«È sorprendente constatare quanto ci preoccupiamo della nostra salute, come ci prendiamo cura di noi stessi, di mangiare cibi sani e appetitosi, di bere bevande genuine, di respirare aria pura. Ma nonostante queste attenzioni, siamo ugualmente preda delle malattie e della corruzione. Mentre i santi, che hanno disprezzato la loro carne e l’hanno continuamente mortificata con il digiuno e l’astinenza, con il dormire per terra, con le veglie, il lavoro e la preghiera incessante, hanno reso immortale sia l’anima che il corpo.
I nostri corpi ben nutriti vanno in decomposizione e puzzano dopo la morte, mentre i loro rimangono profumanti e fiorenti sia in questa vita che dopo la morte. Quale stupore! Cercando di proteggere la nostra salute, la roviniamo; loro invece rovinandola, la proteggono. I santi, preoccupandosi unicamente del profumo della loro anima davanti a Dio, ottengono anche il profumo del loro corpo. Cari fratelli, comprendete il dilemma e lo scopo della vostra vita. Dobbiamo mortificare il corpo, con tutte le sue passioni carnali attraverso l’astinenza, la fatica, la preghiera e non dobbiamo assolutamente eccitarlo con le raffinatezze, la sazietà e l’indolenza».
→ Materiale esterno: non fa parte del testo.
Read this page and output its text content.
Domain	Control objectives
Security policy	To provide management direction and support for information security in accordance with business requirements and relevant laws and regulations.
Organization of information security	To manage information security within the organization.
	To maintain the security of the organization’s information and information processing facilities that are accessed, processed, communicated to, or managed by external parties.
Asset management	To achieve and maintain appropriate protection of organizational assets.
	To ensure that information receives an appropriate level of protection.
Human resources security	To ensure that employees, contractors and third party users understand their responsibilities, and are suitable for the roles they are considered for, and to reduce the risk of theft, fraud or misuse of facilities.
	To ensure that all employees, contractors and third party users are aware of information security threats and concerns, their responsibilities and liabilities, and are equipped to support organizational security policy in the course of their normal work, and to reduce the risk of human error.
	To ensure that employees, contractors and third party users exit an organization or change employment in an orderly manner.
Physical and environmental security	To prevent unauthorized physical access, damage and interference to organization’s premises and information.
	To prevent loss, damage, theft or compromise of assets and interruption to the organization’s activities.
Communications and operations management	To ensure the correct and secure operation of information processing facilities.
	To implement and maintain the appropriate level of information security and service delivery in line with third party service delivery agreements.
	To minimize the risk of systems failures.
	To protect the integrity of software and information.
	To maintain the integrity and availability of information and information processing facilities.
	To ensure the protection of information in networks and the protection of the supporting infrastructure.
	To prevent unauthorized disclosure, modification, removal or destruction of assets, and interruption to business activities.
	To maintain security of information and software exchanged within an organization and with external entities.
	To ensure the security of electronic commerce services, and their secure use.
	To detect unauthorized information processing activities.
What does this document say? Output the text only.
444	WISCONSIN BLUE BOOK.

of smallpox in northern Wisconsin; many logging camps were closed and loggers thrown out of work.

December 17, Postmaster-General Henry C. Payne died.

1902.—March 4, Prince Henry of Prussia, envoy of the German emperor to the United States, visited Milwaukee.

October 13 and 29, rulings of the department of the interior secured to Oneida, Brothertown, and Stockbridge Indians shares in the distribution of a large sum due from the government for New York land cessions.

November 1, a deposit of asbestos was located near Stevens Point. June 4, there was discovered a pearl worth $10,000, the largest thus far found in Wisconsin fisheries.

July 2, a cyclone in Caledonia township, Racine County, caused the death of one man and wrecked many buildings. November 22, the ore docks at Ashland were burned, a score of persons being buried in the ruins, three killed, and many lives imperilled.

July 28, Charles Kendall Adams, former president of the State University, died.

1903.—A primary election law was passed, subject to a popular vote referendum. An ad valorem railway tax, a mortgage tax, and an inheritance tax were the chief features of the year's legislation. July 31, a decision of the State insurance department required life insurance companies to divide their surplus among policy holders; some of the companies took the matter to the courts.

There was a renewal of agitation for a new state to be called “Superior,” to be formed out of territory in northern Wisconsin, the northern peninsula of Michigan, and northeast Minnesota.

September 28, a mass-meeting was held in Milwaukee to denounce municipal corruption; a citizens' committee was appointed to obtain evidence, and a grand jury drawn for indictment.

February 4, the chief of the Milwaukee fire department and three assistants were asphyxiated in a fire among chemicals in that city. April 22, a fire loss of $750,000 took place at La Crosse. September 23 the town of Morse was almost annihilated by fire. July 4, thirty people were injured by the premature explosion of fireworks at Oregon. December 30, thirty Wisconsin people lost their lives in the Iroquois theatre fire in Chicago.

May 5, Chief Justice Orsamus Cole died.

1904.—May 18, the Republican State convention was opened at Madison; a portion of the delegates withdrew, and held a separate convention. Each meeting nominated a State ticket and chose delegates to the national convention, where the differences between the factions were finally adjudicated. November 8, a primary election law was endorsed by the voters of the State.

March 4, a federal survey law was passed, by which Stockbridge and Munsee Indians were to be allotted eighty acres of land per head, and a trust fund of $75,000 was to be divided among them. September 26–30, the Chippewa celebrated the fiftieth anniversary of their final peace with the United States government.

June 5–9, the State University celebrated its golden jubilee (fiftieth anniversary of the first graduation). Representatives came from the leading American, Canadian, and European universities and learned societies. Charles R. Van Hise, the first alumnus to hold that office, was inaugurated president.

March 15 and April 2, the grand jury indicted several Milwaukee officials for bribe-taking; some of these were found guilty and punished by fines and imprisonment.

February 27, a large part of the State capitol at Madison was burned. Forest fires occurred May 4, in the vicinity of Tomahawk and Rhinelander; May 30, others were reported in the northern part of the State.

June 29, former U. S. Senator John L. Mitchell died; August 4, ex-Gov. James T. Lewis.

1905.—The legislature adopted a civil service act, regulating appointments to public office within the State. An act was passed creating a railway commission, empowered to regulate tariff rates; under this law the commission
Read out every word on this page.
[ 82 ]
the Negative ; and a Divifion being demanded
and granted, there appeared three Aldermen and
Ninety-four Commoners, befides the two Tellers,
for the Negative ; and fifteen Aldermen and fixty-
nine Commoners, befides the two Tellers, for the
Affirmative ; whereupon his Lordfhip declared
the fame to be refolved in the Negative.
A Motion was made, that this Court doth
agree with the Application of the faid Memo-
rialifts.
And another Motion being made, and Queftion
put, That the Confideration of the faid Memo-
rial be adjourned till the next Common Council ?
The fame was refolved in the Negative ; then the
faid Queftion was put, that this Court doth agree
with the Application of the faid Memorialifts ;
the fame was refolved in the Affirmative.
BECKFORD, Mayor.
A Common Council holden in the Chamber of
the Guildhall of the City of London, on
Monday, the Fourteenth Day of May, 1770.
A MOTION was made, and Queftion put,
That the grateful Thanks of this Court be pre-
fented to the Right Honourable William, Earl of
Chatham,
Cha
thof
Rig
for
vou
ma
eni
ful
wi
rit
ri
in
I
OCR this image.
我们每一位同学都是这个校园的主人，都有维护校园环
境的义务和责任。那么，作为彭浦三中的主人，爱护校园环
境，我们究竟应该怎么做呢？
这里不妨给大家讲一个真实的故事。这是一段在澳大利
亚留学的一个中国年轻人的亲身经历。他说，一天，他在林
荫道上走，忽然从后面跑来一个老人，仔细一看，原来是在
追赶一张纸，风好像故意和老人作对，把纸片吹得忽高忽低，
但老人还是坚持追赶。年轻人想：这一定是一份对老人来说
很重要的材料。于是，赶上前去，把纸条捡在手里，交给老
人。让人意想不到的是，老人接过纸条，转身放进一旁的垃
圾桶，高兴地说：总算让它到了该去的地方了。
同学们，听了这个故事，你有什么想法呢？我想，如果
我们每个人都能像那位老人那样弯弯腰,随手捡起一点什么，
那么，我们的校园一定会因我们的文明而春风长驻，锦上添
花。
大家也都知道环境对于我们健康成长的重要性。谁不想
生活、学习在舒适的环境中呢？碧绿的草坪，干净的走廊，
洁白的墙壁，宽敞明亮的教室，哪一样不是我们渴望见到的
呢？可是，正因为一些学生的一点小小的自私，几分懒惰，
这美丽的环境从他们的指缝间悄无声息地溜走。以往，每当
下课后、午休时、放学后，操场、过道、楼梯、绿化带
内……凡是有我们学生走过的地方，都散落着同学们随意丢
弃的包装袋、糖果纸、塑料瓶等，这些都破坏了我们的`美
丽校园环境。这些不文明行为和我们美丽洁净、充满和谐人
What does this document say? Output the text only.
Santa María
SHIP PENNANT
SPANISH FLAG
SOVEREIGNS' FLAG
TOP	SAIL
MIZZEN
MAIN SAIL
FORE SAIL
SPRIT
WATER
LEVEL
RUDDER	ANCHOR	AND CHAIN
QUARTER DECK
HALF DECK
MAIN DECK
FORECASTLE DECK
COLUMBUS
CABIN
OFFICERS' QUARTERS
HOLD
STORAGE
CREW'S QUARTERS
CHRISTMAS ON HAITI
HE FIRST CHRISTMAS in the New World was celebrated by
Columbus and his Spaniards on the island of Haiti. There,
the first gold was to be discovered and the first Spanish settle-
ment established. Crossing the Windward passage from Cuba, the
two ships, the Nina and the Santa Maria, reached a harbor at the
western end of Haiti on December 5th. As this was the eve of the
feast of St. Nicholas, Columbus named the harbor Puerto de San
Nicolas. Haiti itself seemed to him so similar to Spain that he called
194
Così scriveva alla fine dell’800 il santo parroco russo Ivan di Cronstad.[1] Si tratta di una figura notevole, un santo popolarissimo, che impressionava per il suo modo di celebrare i divini Misteri e per la sua potenza di intercessione. Silvano del Monte Athos stesso, un russo che poi visse tutta la sua vita in Grecia, fu colpito da questo santo parroco e decise di farsi monaco anche per l’esempio che aveva avuto da lui. Tutta la gente lo cercava, chiedeva la sua preghiera, edificata dalla sua fede intrepida, che non esitava a mettersi contro i potenti del tempo per difendere il popolo di Dio. Sorprendente dunque questa pagina nella quale il santo chiedeva che la gente non si prendesse troppa cura della propria salute e che considerasse piuttosto il benessere dell’anima.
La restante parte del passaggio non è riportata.